En conferencia de prensa, el DT de la Albirroja sostuvo que el equipo francés recurrió a estrategias dilatorias en el cierre del partido, priorizando la gestión del tiempo sobre el juego ofensivo. Según su análisis, Les Bleus optaron por mantener la posesión y ralentizar el ritmo para evitar riesgos innecesarios cuando ya tenían ventaja.
Más allá de la táctica colectiva, Alfaro también se refirió a una actitud individual que lo molestó. El entrenador señaló un episodio protagonizado por Kylian Mbappé durante el desarrollo del partido, cuando el delantero realizó un gesto que consideró fuera de los códigos del deporte hacia Orlando Gill, futbolista de la delegación paraguaya.
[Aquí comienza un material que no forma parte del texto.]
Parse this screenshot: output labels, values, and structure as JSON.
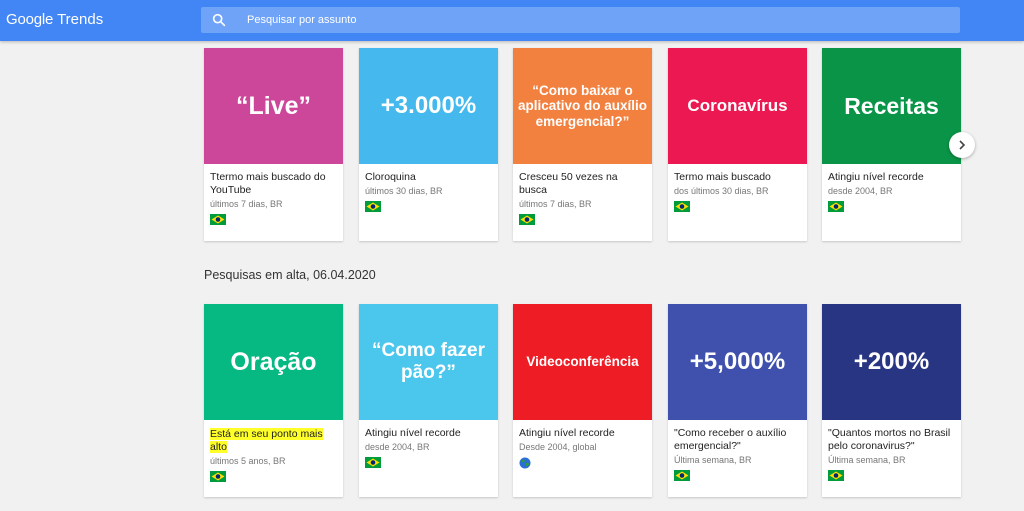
{
  "header": {
    "logo_google": "Google",
    "logo_trends": "Trends",
    "search_placeholder": "Pesquisar por assunto"
  },
  "year_in_search": {
    "cards": [
      {
        "tile_text": "“Live”",
        "color": "#cc4699",
        "description": "Ttermo mais buscado do YouTube",
        "meta": "últimos 7 dias, BR",
        "flag": "brazil-flag-icon"
      },
      {
        "tile_text": "+3.000%",
        "color": "#45b9ee",
        "description": "Cloroquina",
        "meta": "últimos 30 dias, BR",
        "flag": "brazil-flag-icon"
      },
      {
        "tile_text": "“Como baixar o aplicativo do auxílio emergencial?”",
        "color": "#f2803f",
        "description": "Cresceu 50 vezes na busca",
        "meta": "últimos 7 dias, BR",
        "flag": "brazil-flag-icon"
      },
      {
        "tile_text": "Coronavírus",
        "color": "#ec1852",
        "description": "Termo mais buscado",
        "meta": "dos últimos 30 dias, BR",
        "flag": "brazil-flag-icon"
      },
      {
        "tile_text": "Receitas",
        "color": "#0a9447",
        "description": "Atingiu nível recorde",
        "meta": "desde 2004, BR",
        "flag": "brazil-flag-icon"
      }
    ]
  },
  "trending": {
    "title": "Pesquisas em alta, 06.04.2020",
    "cards": [
      {
        "tile_text": "Oração",
        "color": "#06b881",
        "description": "Está em seu ponto mais alto",
        "meta": "últimos 5 anos, BR",
        "flag": "brazil-flag-icon",
        "highlighted": true
      },
      {
        "tile_text": "“Como fazer pão?”",
        "color": "#4bc6ec",
        "description": "Atingiu nível recorde",
        "meta": "desde 2004, BR",
        "flag": "brazil-flag-icon"
      },
      {
        "tile_text": "Videoconferência",
        "color": "#ee1c25",
        "description": "Atingiu nível recorde",
        "meta": "Desde 2004, global",
        "flag": "globe-icon"
      },
      {
        "tile_text": "+5,000%",
        "color": "#3f51ad",
        "description": "\"Como receber o auxílio emergencial?\"",
        "meta": "Última semana, BR",
        "flag": "brazil-flag-icon"
      },
      {
        "tile_text": "+200%",
        "color": "#283583",
        "description": "\"Quantos mortos no Brasil pelo coronavirus?\"",
        "meta": "Última semana, BR",
        "flag": "brazil-flag-icon"
      }
    ]
  },
  "icons": {
    "search": "search-icon",
    "next": "chevron-right-icon"
  }
}
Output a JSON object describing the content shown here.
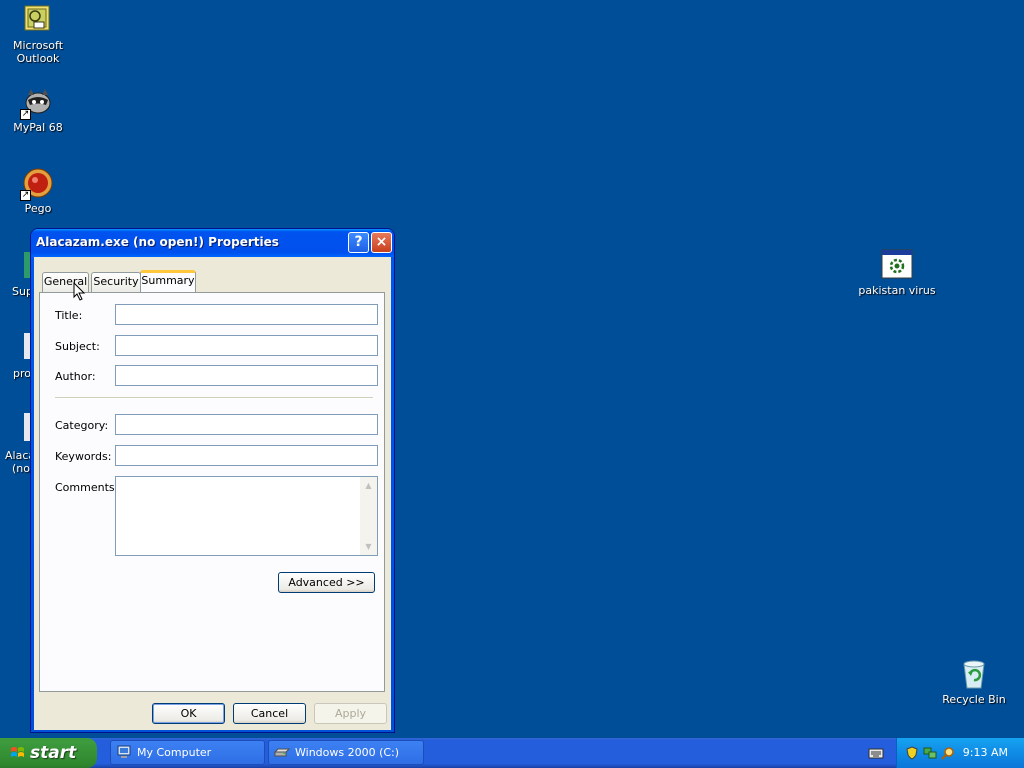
{
  "desktop": {
    "icons": [
      {
        "label_line1": "Microsoft",
        "label_line2": "Outlook"
      },
      {
        "label_line1": "MyPal 68",
        "label_line2": ""
      },
      {
        "label_line1": "Pego",
        "label_line2": ""
      },
      {
        "label_line1": "pakistan virus",
        "label_line2": ""
      },
      {
        "label_line1": "Recycle Bin",
        "label_line2": ""
      }
    ],
    "partial_labels": [
      "Sup",
      "pro",
      "Alaca",
      "(no"
    ]
  },
  "window": {
    "title": "Alacazam.exe (no open!) Properties",
    "help_label": "?",
    "close_label": "×",
    "tabs": [
      {
        "label": "General",
        "active": false
      },
      {
        "label": "Security",
        "active": false
      },
      {
        "label": "Summary",
        "active": true
      }
    ],
    "fields": [
      {
        "label": "Title:",
        "value": ""
      },
      {
        "label": "Subject:",
        "value": ""
      },
      {
        "label": "Author:",
        "value": ""
      },
      {
        "label": "Category:",
        "value": ""
      },
      {
        "label": "Keywords:",
        "value": ""
      },
      {
        "label": "Comments:",
        "value": ""
      }
    ],
    "advanced_label": "Advanced >>",
    "ok_label": "OK",
    "cancel_label": "Cancel",
    "apply_label": "Apply"
  },
  "taskbar": {
    "start_label": "start",
    "tasks": [
      {
        "label": "My Computer",
        "icon": "my-computer-icon"
      },
      {
        "label": "Windows 2000 (C:)",
        "icon": "drive-icon"
      }
    ],
    "clock": "9:13 AM"
  },
  "colors": {
    "desktop": "#004E98",
    "titlebar": "#0053EE",
    "dialog": "#ECE9D8",
    "taskbar": "#245EDC",
    "start": "#3D9A3D"
  }
}
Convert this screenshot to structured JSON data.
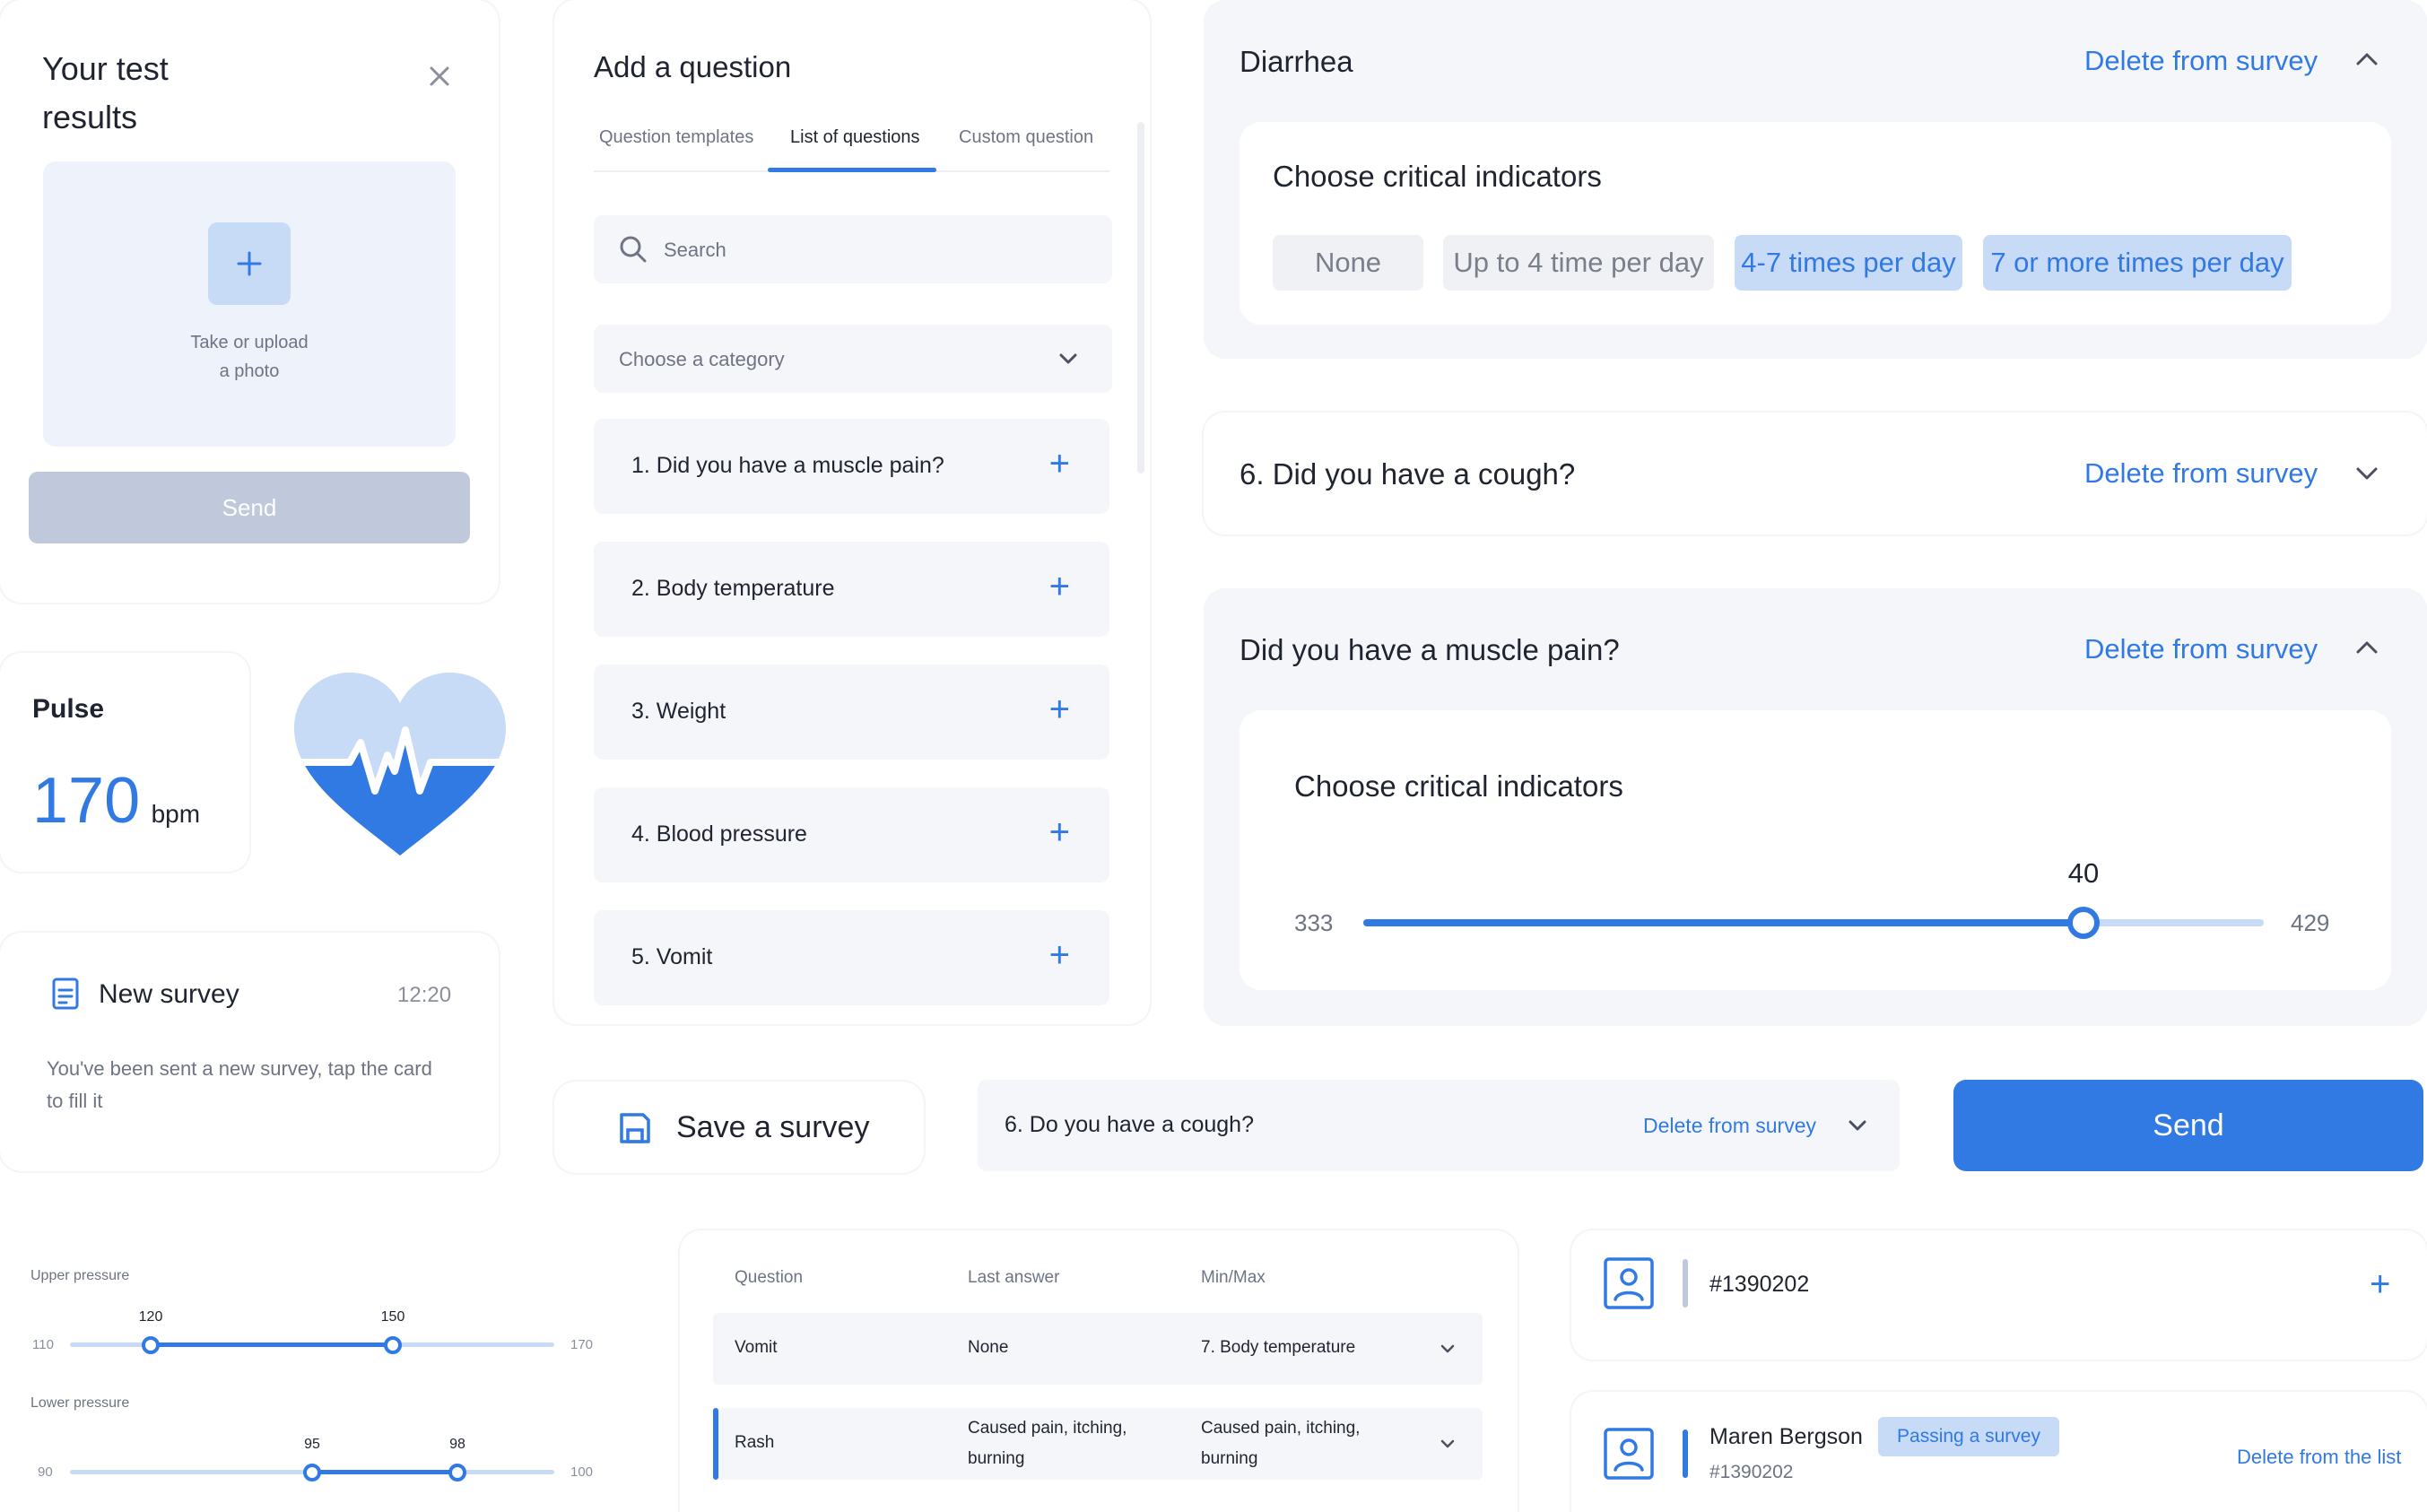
{
  "test_results": {
    "title_line1": "Your test",
    "title_line2": "results",
    "upload_line1": "Take or upload",
    "upload_line2": "a photo",
    "send_label": "Send"
  },
  "pulse": {
    "label": "Pulse",
    "value": "170",
    "unit": "bpm"
  },
  "new_survey": {
    "title": "New survey",
    "time": "12:20",
    "desc_line1": "You've been sent a new survey, tap the card",
    "desc_line2": "to fill it"
  },
  "add_question": {
    "title": "Add a question",
    "tabs": [
      {
        "label": "Question templates",
        "active": false
      },
      {
        "label": "List of questions",
        "active": true
      },
      {
        "label": "Custom question",
        "active": false
      }
    ],
    "search_placeholder": "Search",
    "category_placeholder": "Choose a category",
    "questions": [
      {
        "label": "1. Did you have a muscle pain?"
      },
      {
        "label": "2. Body temperature"
      },
      {
        "label": "3. Weight"
      },
      {
        "label": "4. Blood pressure"
      },
      {
        "label": "5. Vomit"
      }
    ]
  },
  "diarrhea": {
    "title": "Diarrhea",
    "delete_label": "Delete from survey",
    "indicators_title": "Choose critical indicators",
    "chips": [
      {
        "label": "None",
        "selected": false
      },
      {
        "label": "Up to 4 time per day",
        "selected": false
      },
      {
        "label": "4-7 times per day",
        "selected": true
      },
      {
        "label": "7 or more times per day",
        "selected": true
      }
    ]
  },
  "cough": {
    "title": "6. Did you have a cough?",
    "delete_label": "Delete from survey"
  },
  "muscle": {
    "title": "Did you have a muscle pain?",
    "delete_label": "Delete from survey",
    "indicators_title": "Choose critical indicators",
    "slider": {
      "min_label": "333",
      "max_label": "429",
      "value_label": "40",
      "fraction": 0.8
    }
  },
  "save_survey": {
    "label": "Save a survey"
  },
  "cough_row": {
    "label": "6. Do you have a cough?",
    "delete_label": "Delete from survey"
  },
  "send_button": {
    "label": "Send"
  },
  "pressure": {
    "upper": {
      "label": "Upper pressure",
      "min": "110",
      "max": "170",
      "low": "120",
      "high": "150",
      "low_frac": 0.1667,
      "high_frac": 0.6667
    },
    "lower": {
      "label": "Lower pressure",
      "min": "90",
      "max": "100",
      "low": "95",
      "high": "98",
      "low_frac": 0.5,
      "high_frac": 0.8
    }
  },
  "table": {
    "headers": [
      "Question",
      "Last answer",
      "Min/Max"
    ],
    "rows": [
      {
        "question": "Vomit",
        "last": "None",
        "minmax": "7. Body temperature"
      },
      {
        "question": "Rash",
        "last_line1": "Caused pain, itching,",
        "last_line2": "burning",
        "minmax_line1": "Caused pain, itching,",
        "minmax_line2": "burning"
      }
    ]
  },
  "patients": {
    "first": {
      "id": "#1390202"
    },
    "second": {
      "name": "Maren Bergson",
      "badge": "Passing a survey",
      "id": "#1390202",
      "delete_label": "Delete from the list"
    }
  },
  "colors": {
    "accent": "#3179e3",
    "accent_light": "#c7daf6",
    "surface": "#f5f6f9",
    "disabled": "#c0c8db"
  }
}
Estas declaraciones reflejan la frustración natural que genera una eliminación, pero también exponen la intensidad emocional de los encuentros internacionales de alto nivel. Para Alfaro, tanto las decisiones tácticas como ciertos comportamientos individuales quedaron marcados en su evaluación del partido.
La crítica del técnico argentino trasciende lo meramente deportivo y toca aspectos sobre la conducta en el campo, un tema recurrente en las competiciones mundiales donde la presión y la rivalidad pueden llevar a situaciones límite.
Paraguay completó su participación en el Mundial sin poder lograr un resultado positivo, mientras que Francia avanzó en la competencia. Las palabras de Alfaro quedan como registro de una decepción, pero también como testimonio de cómo se vive desde la banca técnica este tipo de encuentros decisivos donde cada detalle cuenta.